İslam’a göre bu dünya ikiye ayrılmıştır. Bir tarafta, kimseye zararı dokunmayan selim ve salim insanların yaşadığı, en ıssız yollarında bile selametle seyahat edilen, barışın hüküm sürdüğü topraklar vardır. Buralara “Dar-ül İslam” denir. Diğer tarafta ise, sürekli düşmanlığın, kavganın, çatışmanın, yıkmanın, yakmanın öldürmenin hüküm sürdüğü, ıssız değil şehir içi yollarında bile salimen yürünemeyen diyarlar vardır. Buralara “Dar-ül Harp” denir. Dâr, bildiğiniz gibi ev/yurt demektir. Mesela “dâr-ül-aceze” acizler yani düşkünler evi/yurdu, “dâr-üş-şafaka” da şefkat evi/yurdu anlamına gelir. Müslümanlara farz olan, sadece kendi yaşadıkları topraklarda sulh, sükûn ve selametin egemen olmasıyla yetinmek değil, “Dâr-ül Harp” ülkeleri de “Dâr-ül İslâm”a dönüştürmektir. “Cihat” budur.

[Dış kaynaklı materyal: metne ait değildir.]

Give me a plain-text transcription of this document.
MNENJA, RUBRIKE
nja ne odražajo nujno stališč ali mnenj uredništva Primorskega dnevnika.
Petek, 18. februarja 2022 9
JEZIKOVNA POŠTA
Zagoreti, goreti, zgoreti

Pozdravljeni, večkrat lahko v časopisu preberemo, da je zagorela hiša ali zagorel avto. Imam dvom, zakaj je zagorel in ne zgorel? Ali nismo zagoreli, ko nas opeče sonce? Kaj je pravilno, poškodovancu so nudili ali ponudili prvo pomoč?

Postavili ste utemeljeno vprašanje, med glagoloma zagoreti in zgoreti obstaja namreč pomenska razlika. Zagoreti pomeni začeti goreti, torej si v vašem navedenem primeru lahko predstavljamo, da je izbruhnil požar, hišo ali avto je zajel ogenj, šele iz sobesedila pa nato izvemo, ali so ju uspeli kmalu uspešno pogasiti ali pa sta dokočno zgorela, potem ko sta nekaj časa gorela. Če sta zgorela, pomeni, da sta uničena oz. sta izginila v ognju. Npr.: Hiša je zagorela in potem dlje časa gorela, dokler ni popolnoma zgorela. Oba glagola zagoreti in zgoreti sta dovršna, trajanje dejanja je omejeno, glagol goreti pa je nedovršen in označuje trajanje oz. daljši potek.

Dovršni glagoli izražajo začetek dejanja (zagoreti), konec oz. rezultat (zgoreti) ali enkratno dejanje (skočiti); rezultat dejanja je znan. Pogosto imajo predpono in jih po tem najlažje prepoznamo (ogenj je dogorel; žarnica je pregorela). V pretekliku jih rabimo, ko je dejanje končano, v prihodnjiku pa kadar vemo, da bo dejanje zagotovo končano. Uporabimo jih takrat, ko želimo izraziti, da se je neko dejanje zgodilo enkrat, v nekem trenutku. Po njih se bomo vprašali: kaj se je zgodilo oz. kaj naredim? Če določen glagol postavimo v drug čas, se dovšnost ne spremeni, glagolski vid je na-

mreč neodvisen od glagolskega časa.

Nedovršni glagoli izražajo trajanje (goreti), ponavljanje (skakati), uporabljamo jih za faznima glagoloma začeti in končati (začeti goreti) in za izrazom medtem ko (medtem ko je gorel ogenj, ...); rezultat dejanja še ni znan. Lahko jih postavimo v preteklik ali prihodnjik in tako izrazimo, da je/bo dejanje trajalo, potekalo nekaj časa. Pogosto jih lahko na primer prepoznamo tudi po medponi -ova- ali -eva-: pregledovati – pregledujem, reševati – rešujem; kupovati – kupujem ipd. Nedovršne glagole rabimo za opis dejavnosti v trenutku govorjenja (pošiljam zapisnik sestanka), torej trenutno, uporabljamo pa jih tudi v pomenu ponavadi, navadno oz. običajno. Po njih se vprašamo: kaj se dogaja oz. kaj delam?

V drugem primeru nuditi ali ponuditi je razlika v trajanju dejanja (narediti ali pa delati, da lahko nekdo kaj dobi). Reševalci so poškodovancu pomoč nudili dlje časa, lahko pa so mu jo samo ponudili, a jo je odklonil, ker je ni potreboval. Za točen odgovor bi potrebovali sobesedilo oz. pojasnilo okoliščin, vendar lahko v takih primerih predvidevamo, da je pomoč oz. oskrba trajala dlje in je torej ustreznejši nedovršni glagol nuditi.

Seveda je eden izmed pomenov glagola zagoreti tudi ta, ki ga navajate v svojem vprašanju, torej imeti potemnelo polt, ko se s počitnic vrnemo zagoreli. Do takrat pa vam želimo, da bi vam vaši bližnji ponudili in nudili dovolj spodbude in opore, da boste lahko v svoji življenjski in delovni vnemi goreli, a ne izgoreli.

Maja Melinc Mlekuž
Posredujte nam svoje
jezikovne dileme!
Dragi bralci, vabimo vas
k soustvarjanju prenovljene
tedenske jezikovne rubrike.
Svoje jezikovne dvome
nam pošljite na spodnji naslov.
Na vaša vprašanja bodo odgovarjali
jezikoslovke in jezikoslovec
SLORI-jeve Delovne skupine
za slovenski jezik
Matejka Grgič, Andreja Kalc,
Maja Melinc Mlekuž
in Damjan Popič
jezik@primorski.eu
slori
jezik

GÜNÜMÜZÜN BÜYÜK İNSANLIK FACİASI: TERSİNE CİHAT

Her gün medyada Suriyeli, Iraklı, Libyalı, Pakistanlı, Bang-ladeşli on binlerce Müslüman’ın, “ölmemek için, ölümü göze alarak” Müslümanların idare etmediği ülkelere göç ettiğini okuyoruz. Bu Müslümanlar oralara cihat için gitmiyor. Tam aksine, ülkelerindeki cihattan (?) kaçıyorlar. Canlarını, ırzlarını ve mallarını, Müslümanların egemen olduğu ülkelerdeki Müslümanların tecavüzlerinden kurtarmak için hicret ediyorlar. İnsanca yaşamak, çocuklarını güven içinde büyütmek ve yeni vatanlarının zenginliğini paylaşmak istiyorlar. Üstelik şunu biliyorlar ki, yeni vatanlarının gayrimüslim halkının önemli bir kısmı, hatta çoğunluğu, Müslümanları sevmiyor. Ama onlara güveniyorlar. Onların vicdanen bağlı olduğu Hristiyanlık değerleri gereği, kapılarını pek de hoşlanmadıkları bu Müslümanlara açacaklarından eminler. Müslümanlar, Hristiyan ülkelere oralar “Dar-ül İslam” diye kapağı atıyor. Ne yaman çelişki bu Yarap!

MÜSLÜMAN GÖÇÜNDEN HRİSTİYANLAR SORUMLUDUR

Bu yürek yakan Müslüman hicretinin dramatik/çelişkili bir yönü daha var. Müslümanları yerinden, yurdundan eden; Müslüman’ı Müslüman’a kırdıran da, şimdi onlara yardım eden de aynı insanlar. Irak’ta, Suriye’de veya Libya’da diktatörlerin idaresi altında da olsa, bu Müslümanlar belli bir düzende yaşıyordu. Yabancılar karışmasa, belki de bir gün kendi demokrasilerini kurabileceklerdi. Ama Hıristiyanlar buna izin vermedi. Çünkü onların dini de onlara “bu dünyayı yönetmek senin misyonundur (görevindir)” diyor. Onlar da “böl ve yönet” yöntemiyle “aklı devre dışı bırakıp, ibadetle Tanrı tavlamayı” din sayan Müslümanlarla oynuyorlar.

ŞEYTANIN GÖR DEDİĞİ; GÖÇÜN İKTİSADİ YÖNÜ

AB’nin ABD kadar hızlı büyüyememesinin esas sebebi, düşük nüfus artışıdır. ABD ise “göçmen ülkesidir”. 320 milyon nüfuslu ABD’ye her yıl 500 bin yeni göçmen gelir. Göçmen, ucuz emek demektir. Avrupalılar özellikle Almanlar bu göç dalgasını, ekonomilerini büyütmenin kaldıracı haline getirebilirler. Müslümanlar da selamete Avrupa’da kavuşabilir.
Son söz: Fettullah Hoca da Mekke’ye değil, ABD’ye hicret etti.